CA Single Sign-On Tech Tip by Sau Lai Wong, Senior Support Engineer for 7th May 2016
INTRODUCTION:
With Siteminder in the picture, when user account status invokes the password services (native or Siteminder password policy), user is redirected to the smpwservices.fcc page by default.
QUESTION:
How to redirect user to a customized error page when password services is invoked?
Use case:
1) Siteminder Password Policy is disabled
2) Active Directory as user directory
3) Defined user directory with LDAP namespace in Siteminder
User account status (change password by next login/ user account is disabled) invokes password services and Policy Server redirects user to the default password services page – smpwervices.fcc.
ENVIRONMENT:
Policy Server: R12.52 SP1 CR1
Webagent: R12.52 SP1 CR1 on IIS 7.5
ANSWER:
If Password Services is invoked and there is no SM password policy configured, set the environment variable NETE_PWSERVICES_REDIRECT at Policy Server, to a relative path for smpwservices.fcc or relative path for customized error page e.g: /siteminderagent/forms/smpwservices.fcc. If the error page is hosted on a specific server, define the full URL e.g: http://support.ca.com/index.asp.

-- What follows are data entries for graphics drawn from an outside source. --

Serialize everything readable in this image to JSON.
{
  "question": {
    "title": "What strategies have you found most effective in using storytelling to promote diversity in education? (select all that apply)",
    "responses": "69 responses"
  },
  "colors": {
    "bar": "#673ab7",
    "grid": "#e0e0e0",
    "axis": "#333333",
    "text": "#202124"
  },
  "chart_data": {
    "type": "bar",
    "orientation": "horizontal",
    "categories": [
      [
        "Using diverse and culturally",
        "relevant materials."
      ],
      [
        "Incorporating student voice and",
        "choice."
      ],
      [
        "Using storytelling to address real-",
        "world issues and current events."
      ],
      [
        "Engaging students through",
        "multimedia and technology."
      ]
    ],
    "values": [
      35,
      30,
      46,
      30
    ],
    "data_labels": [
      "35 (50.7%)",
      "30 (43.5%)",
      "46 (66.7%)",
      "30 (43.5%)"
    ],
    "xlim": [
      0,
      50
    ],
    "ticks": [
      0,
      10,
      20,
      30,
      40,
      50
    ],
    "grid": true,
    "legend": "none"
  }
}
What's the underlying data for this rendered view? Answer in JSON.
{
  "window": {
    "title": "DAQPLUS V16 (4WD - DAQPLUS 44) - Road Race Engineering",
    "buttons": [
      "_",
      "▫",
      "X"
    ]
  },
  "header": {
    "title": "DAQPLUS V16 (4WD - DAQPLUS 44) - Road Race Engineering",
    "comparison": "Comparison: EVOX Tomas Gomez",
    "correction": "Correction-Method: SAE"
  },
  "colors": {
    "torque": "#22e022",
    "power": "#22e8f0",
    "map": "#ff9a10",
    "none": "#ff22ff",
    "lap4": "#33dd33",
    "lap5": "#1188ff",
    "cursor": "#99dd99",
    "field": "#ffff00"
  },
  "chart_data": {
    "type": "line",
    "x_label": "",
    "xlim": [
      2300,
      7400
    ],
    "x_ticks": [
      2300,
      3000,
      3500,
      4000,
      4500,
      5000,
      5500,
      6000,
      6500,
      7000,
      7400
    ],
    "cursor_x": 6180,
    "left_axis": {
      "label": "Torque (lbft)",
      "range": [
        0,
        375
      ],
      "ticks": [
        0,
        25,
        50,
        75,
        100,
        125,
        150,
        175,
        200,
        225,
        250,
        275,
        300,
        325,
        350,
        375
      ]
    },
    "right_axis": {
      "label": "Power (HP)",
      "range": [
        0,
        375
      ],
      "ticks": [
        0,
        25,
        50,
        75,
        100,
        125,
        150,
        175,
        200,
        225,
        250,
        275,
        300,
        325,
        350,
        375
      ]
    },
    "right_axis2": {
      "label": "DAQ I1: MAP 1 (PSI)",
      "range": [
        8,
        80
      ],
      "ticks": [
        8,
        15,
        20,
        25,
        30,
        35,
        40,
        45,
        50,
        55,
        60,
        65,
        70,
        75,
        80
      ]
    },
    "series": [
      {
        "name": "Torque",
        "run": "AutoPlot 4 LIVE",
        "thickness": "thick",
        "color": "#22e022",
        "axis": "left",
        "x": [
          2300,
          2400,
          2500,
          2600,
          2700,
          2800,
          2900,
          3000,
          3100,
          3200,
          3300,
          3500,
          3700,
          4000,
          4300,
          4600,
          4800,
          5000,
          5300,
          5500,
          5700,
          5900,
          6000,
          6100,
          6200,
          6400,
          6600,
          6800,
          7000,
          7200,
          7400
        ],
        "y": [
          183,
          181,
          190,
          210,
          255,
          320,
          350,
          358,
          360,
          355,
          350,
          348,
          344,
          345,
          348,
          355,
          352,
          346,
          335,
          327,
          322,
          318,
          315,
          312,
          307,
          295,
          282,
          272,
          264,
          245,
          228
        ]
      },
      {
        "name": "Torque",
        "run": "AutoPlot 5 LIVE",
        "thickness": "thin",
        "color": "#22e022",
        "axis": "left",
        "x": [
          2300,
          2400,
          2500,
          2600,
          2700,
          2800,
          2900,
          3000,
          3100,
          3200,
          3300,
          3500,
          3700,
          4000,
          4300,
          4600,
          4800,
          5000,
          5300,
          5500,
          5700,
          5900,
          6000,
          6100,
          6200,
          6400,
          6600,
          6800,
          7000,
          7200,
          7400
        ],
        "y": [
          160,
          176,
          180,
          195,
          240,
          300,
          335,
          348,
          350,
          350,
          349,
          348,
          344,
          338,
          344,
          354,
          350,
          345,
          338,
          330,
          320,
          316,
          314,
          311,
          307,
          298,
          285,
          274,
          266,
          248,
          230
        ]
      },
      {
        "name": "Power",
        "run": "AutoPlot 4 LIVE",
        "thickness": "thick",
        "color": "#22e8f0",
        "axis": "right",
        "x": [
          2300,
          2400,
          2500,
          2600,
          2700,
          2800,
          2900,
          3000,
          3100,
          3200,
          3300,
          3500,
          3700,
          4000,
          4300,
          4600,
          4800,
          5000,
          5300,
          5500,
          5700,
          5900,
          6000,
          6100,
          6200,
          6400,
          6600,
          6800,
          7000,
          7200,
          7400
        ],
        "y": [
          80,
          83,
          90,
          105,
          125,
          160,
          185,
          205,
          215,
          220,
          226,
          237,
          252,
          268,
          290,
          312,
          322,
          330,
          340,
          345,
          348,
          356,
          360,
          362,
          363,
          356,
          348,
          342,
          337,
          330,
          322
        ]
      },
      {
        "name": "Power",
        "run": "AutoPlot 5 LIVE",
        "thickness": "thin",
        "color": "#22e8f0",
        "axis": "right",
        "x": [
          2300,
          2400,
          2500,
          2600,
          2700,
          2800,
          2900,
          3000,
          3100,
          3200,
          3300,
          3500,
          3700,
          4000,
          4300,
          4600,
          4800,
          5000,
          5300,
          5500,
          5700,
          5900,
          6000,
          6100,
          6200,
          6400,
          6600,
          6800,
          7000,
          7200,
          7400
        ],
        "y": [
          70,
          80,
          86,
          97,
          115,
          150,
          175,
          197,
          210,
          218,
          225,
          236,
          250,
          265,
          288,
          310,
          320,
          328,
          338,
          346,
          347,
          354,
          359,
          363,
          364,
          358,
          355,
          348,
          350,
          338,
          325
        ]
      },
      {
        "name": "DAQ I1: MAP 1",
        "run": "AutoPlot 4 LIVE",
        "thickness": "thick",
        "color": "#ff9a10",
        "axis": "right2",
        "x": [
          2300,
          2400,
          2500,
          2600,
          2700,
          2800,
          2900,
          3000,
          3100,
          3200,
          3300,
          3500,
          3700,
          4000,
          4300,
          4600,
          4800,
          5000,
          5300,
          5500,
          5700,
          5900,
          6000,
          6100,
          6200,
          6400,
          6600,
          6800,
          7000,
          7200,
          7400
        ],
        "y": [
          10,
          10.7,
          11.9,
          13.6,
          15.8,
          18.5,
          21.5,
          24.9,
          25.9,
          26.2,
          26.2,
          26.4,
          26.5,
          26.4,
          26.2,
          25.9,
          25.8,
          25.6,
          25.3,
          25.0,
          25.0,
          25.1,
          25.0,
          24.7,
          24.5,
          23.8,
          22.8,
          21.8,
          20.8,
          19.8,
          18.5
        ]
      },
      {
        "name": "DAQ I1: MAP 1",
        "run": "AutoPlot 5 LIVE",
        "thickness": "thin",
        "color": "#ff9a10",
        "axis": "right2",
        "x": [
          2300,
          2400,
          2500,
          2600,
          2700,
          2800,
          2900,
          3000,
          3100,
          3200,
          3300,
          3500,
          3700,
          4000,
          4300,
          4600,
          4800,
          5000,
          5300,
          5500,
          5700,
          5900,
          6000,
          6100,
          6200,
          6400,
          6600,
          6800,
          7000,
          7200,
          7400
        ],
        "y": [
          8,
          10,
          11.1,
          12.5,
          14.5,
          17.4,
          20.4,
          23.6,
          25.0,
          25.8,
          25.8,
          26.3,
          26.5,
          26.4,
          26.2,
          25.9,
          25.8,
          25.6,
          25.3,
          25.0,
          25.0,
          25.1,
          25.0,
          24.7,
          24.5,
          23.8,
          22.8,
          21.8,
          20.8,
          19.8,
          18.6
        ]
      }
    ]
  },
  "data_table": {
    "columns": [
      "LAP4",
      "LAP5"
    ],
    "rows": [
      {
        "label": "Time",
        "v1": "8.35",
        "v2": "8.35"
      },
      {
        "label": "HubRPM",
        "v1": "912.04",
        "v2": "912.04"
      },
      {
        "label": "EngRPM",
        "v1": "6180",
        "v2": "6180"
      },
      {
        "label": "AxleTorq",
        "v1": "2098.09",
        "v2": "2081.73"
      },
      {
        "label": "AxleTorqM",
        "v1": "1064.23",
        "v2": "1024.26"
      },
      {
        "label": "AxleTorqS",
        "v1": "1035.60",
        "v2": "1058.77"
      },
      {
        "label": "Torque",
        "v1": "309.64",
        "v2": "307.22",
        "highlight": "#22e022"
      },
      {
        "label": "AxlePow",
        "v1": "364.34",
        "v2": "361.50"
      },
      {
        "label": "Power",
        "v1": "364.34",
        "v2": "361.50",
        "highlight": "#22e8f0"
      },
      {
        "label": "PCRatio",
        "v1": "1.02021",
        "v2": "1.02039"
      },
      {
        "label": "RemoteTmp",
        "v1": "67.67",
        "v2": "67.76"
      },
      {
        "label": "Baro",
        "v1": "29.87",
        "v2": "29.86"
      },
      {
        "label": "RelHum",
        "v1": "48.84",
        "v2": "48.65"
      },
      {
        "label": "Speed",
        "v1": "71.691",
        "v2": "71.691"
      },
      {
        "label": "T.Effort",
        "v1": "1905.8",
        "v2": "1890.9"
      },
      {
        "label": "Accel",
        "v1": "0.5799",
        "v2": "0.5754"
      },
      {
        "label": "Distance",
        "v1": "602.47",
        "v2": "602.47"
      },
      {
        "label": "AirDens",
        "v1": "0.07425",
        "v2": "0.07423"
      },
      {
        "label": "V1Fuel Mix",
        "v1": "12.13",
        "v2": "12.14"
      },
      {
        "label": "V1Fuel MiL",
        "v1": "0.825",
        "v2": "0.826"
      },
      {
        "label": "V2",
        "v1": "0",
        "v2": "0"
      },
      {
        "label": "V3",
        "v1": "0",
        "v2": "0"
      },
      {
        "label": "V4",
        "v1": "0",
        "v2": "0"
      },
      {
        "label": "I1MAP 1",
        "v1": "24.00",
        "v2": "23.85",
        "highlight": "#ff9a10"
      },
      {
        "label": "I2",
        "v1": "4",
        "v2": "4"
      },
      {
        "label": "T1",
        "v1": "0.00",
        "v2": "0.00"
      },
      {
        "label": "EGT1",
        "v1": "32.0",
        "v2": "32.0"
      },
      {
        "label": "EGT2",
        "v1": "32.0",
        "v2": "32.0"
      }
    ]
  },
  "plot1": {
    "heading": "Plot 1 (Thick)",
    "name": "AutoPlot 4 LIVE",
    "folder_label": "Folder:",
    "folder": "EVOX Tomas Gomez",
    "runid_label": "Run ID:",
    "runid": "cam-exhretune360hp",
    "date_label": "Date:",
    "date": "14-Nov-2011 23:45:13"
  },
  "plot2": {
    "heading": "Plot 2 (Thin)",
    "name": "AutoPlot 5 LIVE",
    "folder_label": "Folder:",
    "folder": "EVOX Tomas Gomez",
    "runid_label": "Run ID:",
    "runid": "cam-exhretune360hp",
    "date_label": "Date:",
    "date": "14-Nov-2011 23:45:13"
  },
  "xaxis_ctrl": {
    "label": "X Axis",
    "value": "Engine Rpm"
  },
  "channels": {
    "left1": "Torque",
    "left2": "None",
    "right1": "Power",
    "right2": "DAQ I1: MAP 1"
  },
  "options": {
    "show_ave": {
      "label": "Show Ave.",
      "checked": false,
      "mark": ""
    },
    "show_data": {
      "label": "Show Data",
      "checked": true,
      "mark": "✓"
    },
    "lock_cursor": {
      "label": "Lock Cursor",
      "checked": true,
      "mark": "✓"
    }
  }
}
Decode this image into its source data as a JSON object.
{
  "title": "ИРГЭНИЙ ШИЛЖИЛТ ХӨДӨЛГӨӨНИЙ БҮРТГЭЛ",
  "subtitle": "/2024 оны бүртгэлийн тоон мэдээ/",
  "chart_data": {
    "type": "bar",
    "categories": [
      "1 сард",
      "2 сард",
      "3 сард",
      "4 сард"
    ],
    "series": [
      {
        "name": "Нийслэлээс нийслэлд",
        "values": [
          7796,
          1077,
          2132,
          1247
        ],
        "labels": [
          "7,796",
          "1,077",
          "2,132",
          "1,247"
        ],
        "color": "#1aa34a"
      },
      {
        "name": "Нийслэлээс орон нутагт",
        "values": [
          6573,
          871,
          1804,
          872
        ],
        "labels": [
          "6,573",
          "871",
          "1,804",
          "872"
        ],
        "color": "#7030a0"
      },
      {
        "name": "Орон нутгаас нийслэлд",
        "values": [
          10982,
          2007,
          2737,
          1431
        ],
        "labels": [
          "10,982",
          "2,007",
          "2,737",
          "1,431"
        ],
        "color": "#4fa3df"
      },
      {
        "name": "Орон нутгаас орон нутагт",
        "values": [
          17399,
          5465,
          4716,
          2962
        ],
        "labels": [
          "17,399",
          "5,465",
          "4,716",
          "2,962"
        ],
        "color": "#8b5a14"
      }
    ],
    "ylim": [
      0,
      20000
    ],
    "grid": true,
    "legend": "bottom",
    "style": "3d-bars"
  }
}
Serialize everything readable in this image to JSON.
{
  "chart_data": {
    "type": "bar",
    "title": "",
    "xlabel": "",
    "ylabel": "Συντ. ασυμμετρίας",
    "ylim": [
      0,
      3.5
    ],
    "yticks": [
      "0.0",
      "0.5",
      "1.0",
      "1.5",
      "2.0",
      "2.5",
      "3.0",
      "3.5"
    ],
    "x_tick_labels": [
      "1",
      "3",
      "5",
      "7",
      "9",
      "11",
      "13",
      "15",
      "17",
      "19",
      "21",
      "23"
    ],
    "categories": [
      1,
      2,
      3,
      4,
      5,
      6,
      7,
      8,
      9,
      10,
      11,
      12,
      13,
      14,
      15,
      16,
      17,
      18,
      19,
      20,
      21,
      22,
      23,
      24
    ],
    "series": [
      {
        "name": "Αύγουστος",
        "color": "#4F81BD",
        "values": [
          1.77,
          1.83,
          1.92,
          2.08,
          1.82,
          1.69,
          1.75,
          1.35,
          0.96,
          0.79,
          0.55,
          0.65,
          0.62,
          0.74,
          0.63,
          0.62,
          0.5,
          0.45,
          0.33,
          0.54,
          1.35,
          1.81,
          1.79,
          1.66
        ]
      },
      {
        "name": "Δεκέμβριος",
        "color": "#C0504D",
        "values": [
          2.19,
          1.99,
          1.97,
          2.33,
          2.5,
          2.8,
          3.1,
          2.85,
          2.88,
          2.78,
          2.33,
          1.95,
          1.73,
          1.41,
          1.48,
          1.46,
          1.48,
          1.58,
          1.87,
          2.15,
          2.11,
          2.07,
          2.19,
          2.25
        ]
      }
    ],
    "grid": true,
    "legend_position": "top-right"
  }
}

Policy Server will redirect user to the defined page according to the NETE_PWSERVICES_REDIRECT environment variable, if either criteria is fulfilled:
- Redirect URL in SM password policy is blank OR
- No SM password policy is defined
If SM password policy is configured, specify the error page at the Redirect URL column or clear the column if you want it to default to the value associated with NETE_PWSERVICES_REDIRECT environment variable.
NOTES:
If you have SM password policy defined and you are relying on NETE_PWSERVICES_REDIRECT environment variable, Redirect URL needs to be cleared every time before you define/ redefine value for NETE_PWSERVICES_REDIRECT environment variable.